JAKARTA (Reuters) - Southeast Asian foreign ministers met on Monday to implement a charter setting up a bloc of half a billion people, but hopes of building a European Union-style community may be blown off course by the global economic crisis.
Often dismissed as a talking shop, the 10-member Association of Southeast Asian Nations (ASEAN) signed the charter in November 2007 with the aim of creating an economically, socially and politically integrated bloc by 2015.
But even without the impact of the credit crunch, political turbulence in some of the eclectic grouping of nations ranging from highly developed Singapore to Laos, a poor landlocked communist state, makes the task look increasingly tough.
Singapore Foreign Minister George Yeo said there was a danger the region could face protectionist pressures.
“It’s true in nature that all countries now find that protectionist tendency is coming stronger because of the crisis, but that’s all the more important to think of the trade agenda in the process to counter this protectionist force,” said Yeo, who joined other ministers in a polite toast of the new charter.
But analysts said the charter faced too many obstacles right now in the diverse region of 560 million people.
“For the time being, it will be better to postpone the discussion and preparation towards economic integration, because now the more important thing is how they can support one another to be able to come out of this crisis with minimum damage,” said Enrico Tanuwidjaja, an economist at OCBC Bank in Singapore.

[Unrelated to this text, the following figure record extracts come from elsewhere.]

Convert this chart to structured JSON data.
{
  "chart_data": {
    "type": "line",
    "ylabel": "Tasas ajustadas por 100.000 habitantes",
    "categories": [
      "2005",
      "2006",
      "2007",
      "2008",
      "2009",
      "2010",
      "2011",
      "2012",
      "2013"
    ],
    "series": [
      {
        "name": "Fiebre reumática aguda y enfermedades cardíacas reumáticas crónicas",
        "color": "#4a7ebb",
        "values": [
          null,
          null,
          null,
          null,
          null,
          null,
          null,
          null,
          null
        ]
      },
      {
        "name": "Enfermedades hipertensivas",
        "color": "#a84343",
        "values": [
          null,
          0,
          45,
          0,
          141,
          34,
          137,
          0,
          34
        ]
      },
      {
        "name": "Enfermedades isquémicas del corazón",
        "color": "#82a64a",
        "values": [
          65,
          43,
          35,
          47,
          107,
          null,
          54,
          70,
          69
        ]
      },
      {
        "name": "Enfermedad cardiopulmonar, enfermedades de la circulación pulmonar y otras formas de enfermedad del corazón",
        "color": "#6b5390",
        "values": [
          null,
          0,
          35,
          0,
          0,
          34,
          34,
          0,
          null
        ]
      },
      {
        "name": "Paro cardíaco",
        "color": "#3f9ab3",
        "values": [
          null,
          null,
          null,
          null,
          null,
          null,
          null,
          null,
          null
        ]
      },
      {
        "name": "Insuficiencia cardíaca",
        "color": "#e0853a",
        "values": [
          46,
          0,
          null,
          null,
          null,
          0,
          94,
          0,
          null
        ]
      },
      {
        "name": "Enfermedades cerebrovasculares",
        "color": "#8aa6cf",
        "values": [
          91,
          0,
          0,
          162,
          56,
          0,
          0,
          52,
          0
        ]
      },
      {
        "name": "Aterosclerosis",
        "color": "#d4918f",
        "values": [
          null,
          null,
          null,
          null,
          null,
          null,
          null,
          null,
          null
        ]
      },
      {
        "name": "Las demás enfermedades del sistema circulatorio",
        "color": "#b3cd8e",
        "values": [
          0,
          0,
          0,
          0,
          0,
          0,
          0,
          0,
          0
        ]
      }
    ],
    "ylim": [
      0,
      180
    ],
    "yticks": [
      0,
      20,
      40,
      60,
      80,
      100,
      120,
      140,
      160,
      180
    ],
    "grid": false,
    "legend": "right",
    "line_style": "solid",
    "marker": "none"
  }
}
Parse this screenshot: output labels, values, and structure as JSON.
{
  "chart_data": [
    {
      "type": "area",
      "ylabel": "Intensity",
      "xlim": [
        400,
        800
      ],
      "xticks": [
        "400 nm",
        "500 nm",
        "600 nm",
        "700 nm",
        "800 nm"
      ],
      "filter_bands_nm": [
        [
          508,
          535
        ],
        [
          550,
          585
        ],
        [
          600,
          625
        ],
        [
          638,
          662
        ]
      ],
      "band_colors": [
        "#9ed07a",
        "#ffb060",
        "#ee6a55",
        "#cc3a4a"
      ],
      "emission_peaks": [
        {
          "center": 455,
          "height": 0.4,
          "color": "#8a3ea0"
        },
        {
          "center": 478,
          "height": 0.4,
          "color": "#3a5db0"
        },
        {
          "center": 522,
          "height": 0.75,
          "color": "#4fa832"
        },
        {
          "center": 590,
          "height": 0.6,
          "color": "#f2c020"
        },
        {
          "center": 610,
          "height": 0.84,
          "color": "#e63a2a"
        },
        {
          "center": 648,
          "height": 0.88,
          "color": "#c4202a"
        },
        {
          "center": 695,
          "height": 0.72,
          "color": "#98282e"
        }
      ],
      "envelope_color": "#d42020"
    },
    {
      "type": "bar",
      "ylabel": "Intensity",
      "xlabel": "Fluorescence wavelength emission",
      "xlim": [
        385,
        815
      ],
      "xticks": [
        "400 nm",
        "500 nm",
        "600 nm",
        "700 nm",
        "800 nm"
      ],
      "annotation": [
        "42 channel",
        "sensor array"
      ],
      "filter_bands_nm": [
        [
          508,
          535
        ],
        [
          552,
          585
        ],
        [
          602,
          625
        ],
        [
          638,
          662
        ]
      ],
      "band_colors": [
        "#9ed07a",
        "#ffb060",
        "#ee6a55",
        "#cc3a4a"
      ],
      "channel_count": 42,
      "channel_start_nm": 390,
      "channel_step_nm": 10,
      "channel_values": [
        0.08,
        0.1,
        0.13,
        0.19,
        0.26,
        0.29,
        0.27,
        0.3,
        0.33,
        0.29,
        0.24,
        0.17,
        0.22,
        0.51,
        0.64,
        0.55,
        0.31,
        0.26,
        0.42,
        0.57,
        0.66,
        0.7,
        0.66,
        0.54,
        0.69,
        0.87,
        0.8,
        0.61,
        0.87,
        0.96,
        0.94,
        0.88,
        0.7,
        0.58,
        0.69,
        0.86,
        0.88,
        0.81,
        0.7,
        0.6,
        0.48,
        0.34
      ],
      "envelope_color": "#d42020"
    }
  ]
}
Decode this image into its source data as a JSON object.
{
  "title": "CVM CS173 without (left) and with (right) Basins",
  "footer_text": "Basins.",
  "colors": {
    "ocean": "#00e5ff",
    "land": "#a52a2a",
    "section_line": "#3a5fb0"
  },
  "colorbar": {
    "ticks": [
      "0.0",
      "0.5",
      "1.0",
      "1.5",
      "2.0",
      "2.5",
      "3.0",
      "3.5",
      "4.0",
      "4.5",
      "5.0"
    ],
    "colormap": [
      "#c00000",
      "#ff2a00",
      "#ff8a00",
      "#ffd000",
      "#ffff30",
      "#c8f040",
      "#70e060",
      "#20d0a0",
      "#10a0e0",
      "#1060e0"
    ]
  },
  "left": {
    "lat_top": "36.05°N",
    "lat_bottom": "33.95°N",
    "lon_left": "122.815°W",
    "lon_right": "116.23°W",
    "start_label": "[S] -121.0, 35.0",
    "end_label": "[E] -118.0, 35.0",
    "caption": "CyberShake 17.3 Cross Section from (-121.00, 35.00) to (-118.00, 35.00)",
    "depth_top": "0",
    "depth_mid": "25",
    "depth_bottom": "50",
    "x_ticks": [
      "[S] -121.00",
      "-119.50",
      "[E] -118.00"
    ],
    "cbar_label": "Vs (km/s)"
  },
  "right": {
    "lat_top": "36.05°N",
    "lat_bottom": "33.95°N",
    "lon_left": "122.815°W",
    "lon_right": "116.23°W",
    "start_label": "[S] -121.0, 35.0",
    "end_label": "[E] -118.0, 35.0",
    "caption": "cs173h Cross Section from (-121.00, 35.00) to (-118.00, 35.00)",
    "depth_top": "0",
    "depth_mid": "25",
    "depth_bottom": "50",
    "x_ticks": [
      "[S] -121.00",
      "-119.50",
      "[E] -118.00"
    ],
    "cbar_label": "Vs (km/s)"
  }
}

Indonesian Foreign Minister Hassan Wirajuda said a finance ministers’ meeting should be held by January, possibly in Bali, to discuss the Chiang Mai Initiative, a $118 billion network of bilateral currency swaps between ASEAN and its dialogue partners China, Japan and South Korea.
Indonesian Trade Minister Mari Pangestu said trade agreements on goods, services and investment would be signed at a meeting of ASEAN economic ministers in Singapore on Tuesday.
But she said ASEAN trade deals between Australia-New Zealand and India would not be signed until a summit next year.
ASEAN groups Brunei, Cambodia, Indonesia, Laos, Malaysia, Myanmar, the Philippines, Singapore, Thailand and Vietnam.
While the EU and organisations such as NAFTA (North American Free Trade Agreement) have created major trading blocs, ASEAN has lagged behind.
Marking an inauspicious start, the ASEAN charter was supposed to be unveiled at a summit in the northern Thai city of Chiang Mai this month, but a heightening of a three-year political crisis in Bangkok meant Indonesia stepped in to host a meeting of foreign ministers.
A new summit could be held in Thailand, the group’s chair, between Feb 24-26, ASEAN Secretary-General Surin Pitsuwan said, although there appears to be no swift end in sight to the Thai crisis, pitting Bangkok’s royal and military elites against supporters of ousted and exiled leader Thaksin Shinawatra.
On Monday, at least 200 supporters of the previous administration blocked access to parliament and threw bricks at cars of some MPs after opposition leader Abhisit Vejjajiva won a thin majority in a vote to become prime minister.
The ASEAN charter, which member states had to ratify, was held up by objections over human rights from members such as the Philippines, which has been a strong critic of the Myanmar junta for its continued detention of democracy icon Aung San Suu Kyi.
Indonesia’s foreign minister said he hoped the establishment of a human rights body under the charter would be completed this year and the terms of reference submitted in July. It looks doubtful, however, whether the body will have real teeth given the charter’s commitment to the ASEAN mantra of non-interference.
The EU said it particularly welcomed the Charter’s promotion of democracy and human rights.